May 10, 2011 02:54
Past and history show an odd bias for people. Most seem to accept that the past is in some definite sense fixed, finished, set--done. What it was it forever will be. Or, to put it dumbly, the past is done. The future, however, hasn't 'happened' yet, and so is not set--still to be determined.
So, in some sense, the present flies along like a loom, plucking the insubstantial threads of possibilities and locking them into the tapestry that is history--after which those threads may move no longer. How is it that the present ziplocks the future into the immobile past?

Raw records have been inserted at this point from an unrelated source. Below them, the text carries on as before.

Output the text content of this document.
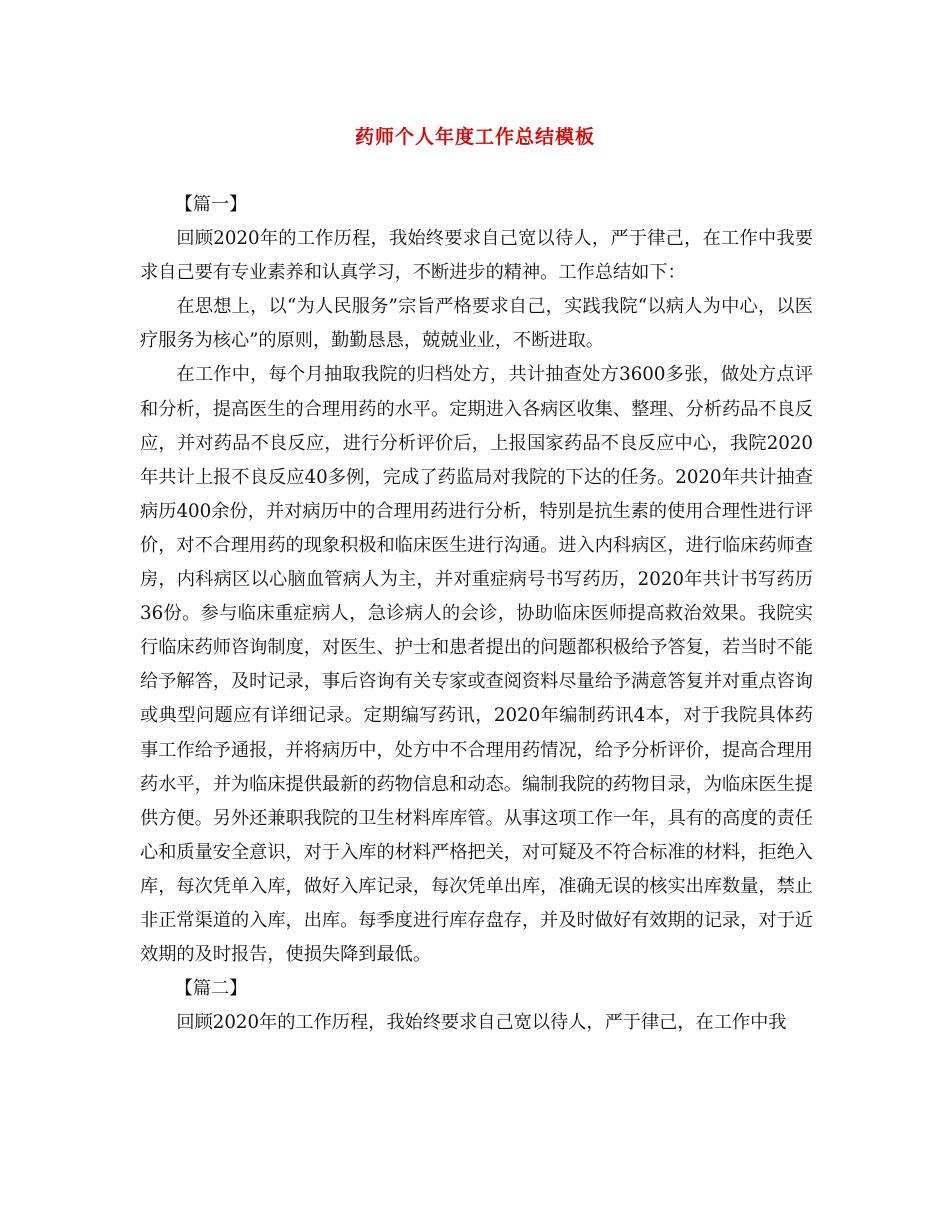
药师个人年度工作总结模板

【篇一】

回顾2020年的工作历程，我始终要求自己宽以待人，严于律己，在工作中我要求自己要有专业素养和认真学习，不断进步的精神。工作总结如下：

在思想上，以“为人民服务”宗旨严格要求自己，实践我院“以病人为中心，以医疗服务为核心”的原则，勤勤恳恳，兢兢业业，不断进取。

在工作中，每个月抽取我院的归档处方，共计抽查处方3600多张，做处方点评和分析，提高医生的合理用药的水平。定期进入各病区收集、整理、分析药品不良反应，并对药品不良反应，进行分析评价后，上报国家药品不良反应中心，我院2020年共计上报不良反应40多例，完成了药监局对我院的下达的任务。2020年共计抽查病历400余份，并对病历中的合理用药进行分析，特别是抗生素的使用合理性进行评价，对不合理用药的现象积极和临床医生进行沟通。进入内科病区，进行临床药师查房，内科病区以心脑血管病人为主，并对重症病号书写药历，2020年共计书写药历36份。参与临床重症病人，急诊病人的会诊，协助临床医师提高救治效果。我院实行临床药师咨询制度，对医生、护士和患者提出的问题都积极给予答复，若当时不能给予解答，及时记录，事后咨询有关专家或查阅资料尽量给予满意答复并对重点咨询或典型问题应有详细记录。定期编写药讯，2020年编制药讯4本，对于我院具体药事工作给予通报，并将病历中，处方中不合理用药情况，给予分析评价，提高合理用药水平，并为临床提供最新的药物信息和动态。编制我院的药物目录，为临床医生提供方便。另外还兼职我院的卫生材料库库管。从事这项工作一年，具有的高度的责任心和质量安全意识，对于入库的材料严格把关，对可疑及不符合标准的材料，拒绝入库，每次凭单入库，做好入库记录，每次凭单出库，准确无误的核实出库数量，禁止非正常渠道的入库，出库。每季度进行库存盘存，并及时做好有效期的记录，对于近效期的及时报告，使损失降到最低。

【篇二】

回顾2020年的工作历程，我始终要求自己宽以待人，严于律己，在工作中我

From the perspective of modern physics, past, future, and present are simply slices of a blob--a sort of causal cheese. General Relativity treats time similarly to the dimensions of space (especially if you work in units where the speed of light is equal to one); quantum mechanics, however, almost ignores time... and you can put time in several places, or sometimes treat it like relativity does. It gets confusing, but it amounts to quantum physics not having a particularly solid way of treating time, which nevertheless doesn't seem to bother the quantum scale of things too much. Entropy, however, which is probabilistic in nature, seems to favor going in one direction alone--past to future. Also, our conscious perception seems to follow that direction pretty closely.

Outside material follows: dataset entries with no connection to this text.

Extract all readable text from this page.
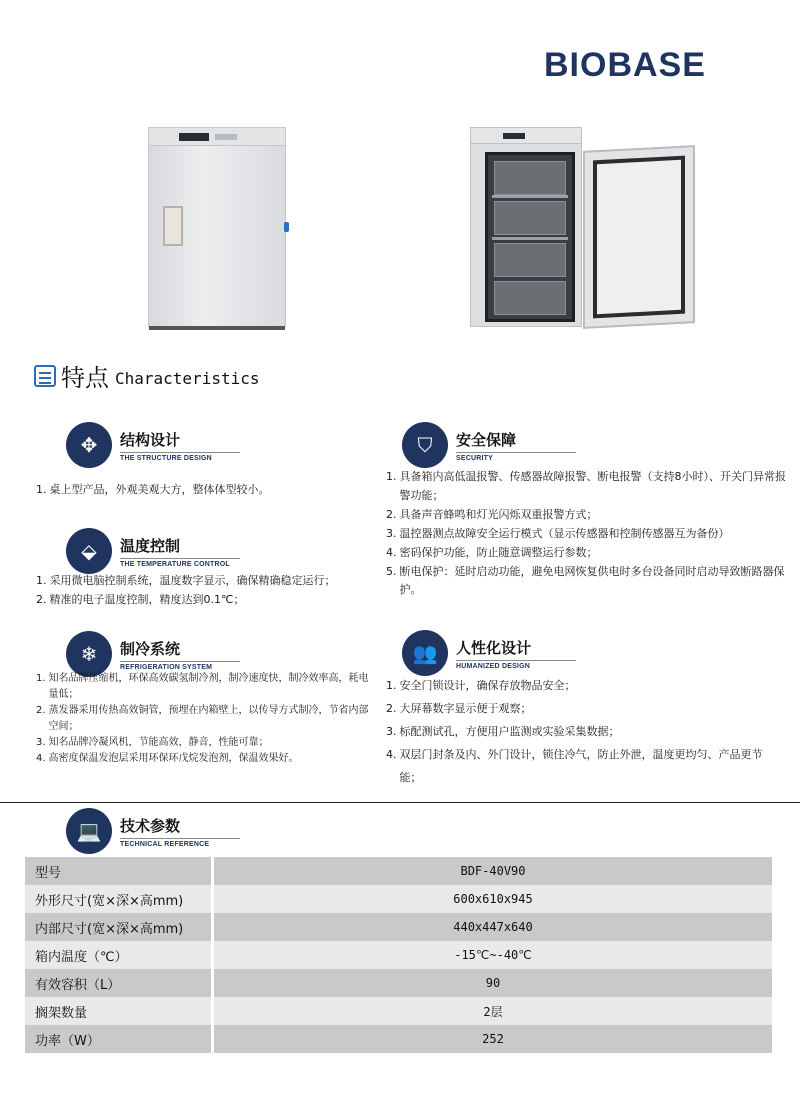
BIOBASE
特点 Characteristics
✥	结构设计
THE STRUCTURE DESIGN
1. 桌上型产品，外观美观大方，整体体型较小。
⬙	温度控制
THE TEMPERATURE CONTROL
1. 采用微电脑控制系统，温度数字显示，确保精确稳定运行；
2. 精准的电子温度控制，精度达到0.1℃；
❄	制冷系统
REFRIGERATION SYSTEM
1. 知名品牌压缩机，环保高效碳氢制冷剂，制冷速度快，制冷效率高，耗电量低；
2. 蒸发器采用传热高效铜管，预埋在内箱壁上，以传导方式制冷，节省内部空间；
3. 知名品牌冷凝风机，节能高效，静音，性能可靠；
4. 高密度保温发泡层采用环保环戊烷发泡剂，保温效果好。
⛉	安全保障
SECURITY
1. 具备箱内高低温报警、传感器故障报警、断电报警（支持8小时）、开关门异常报警功能；
2. 具备声音蜂鸣和灯光闪烁双重报警方式；
3. 温控器测点故障安全运行模式（显示传感器和控制传感器互为备份）
4. 密码保护功能，防止随意调整运行参数；
5. 断电保护：延时启动功能，避免电网恢复供电时多台设备同时启动导致断路器保护。
👥	人性化设计
HUMANIZED DESIGN
1. 安全门锁设计，确保存放物品安全；
2. 大屏幕数字显示便于观察；
3. 标配测试孔，方便用户监测或实验采集数据；
4. 双层门封条及内、外门设计，锁住冷气，防止外泄，温度更均匀、产品更节能；
💻	技术参数
TECHNICAL REFERENCE
型号	BDF-40V90
外形尺寸(宽×深×高mm)	600x610x945
内部尺寸(宽×深×高mm)	440x447x640
箱内温度（℃）	-15℃~-40℃
有效容积（L）	90
搁架数量	2层
功率（W）	252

But what I want to attack here is the notion that the future is somehow inherently different from the past. Consciously speaking, there is one indisputable difference: we know quite a lot about the past, but very little of the future. We can imagine and project or extrapolate to predict the future, so we do know a good bit about it. Also, insofar as we remain within the bounds of the universe, we know a great deal about how the cosmos evolves and changes. The future is only 'indeterminate' in the sense that we do not yet have certain knowledge of it.
This is on the face of things different from the past: we know the past. Having been there--having come from there--we remember. However, without advocating any radical postmodernism of history, it's clear that we don't know as much about the past as we think we do. As much as we remember, we're free to forget also, and what's worse, our minds indulge us. We rationalize gaps in our memory, and our mind provides explanations with a pretty stunning seamlessness. Even the present isn't as cohesive as we'd like to believe, as optical illusions and psychological testing shows.
So why do we project our hopes into the future, which is uncertain, troublesome, and almost frightening in its obscurity, and yet regard the past as a cage of obligations, regrets, or perhaps bygone glories? Should not the past seem more like an old friend, the close counselor who holds our wisdom--the lessons of our experience--and the roots of our personality. The past knows us best. And what is so free in the future? The threat of tomorrow holds repetition, duty, the unknown. The future is a test, not a promise.
As either past or future hold no special ability, neither for consciousness nor in the natural understanding of the universe, what reason is there to grant the present some special mediating power between them? To regard the present as the moment in which you 'choose'--in which you eliminate several competitors for your decision and enshrine action in the permanence of having happened--is to grant it the power to 'change' what in no sense can change. Change is a notion in time, not a notion of time.
Moreover, to grant consciousness a special position because it seems to perch between is folly. The flow of consciousness in time is best regarded as a side effect of the preference for electrons to move forward in time and biochemistry's respect for the law of entropy.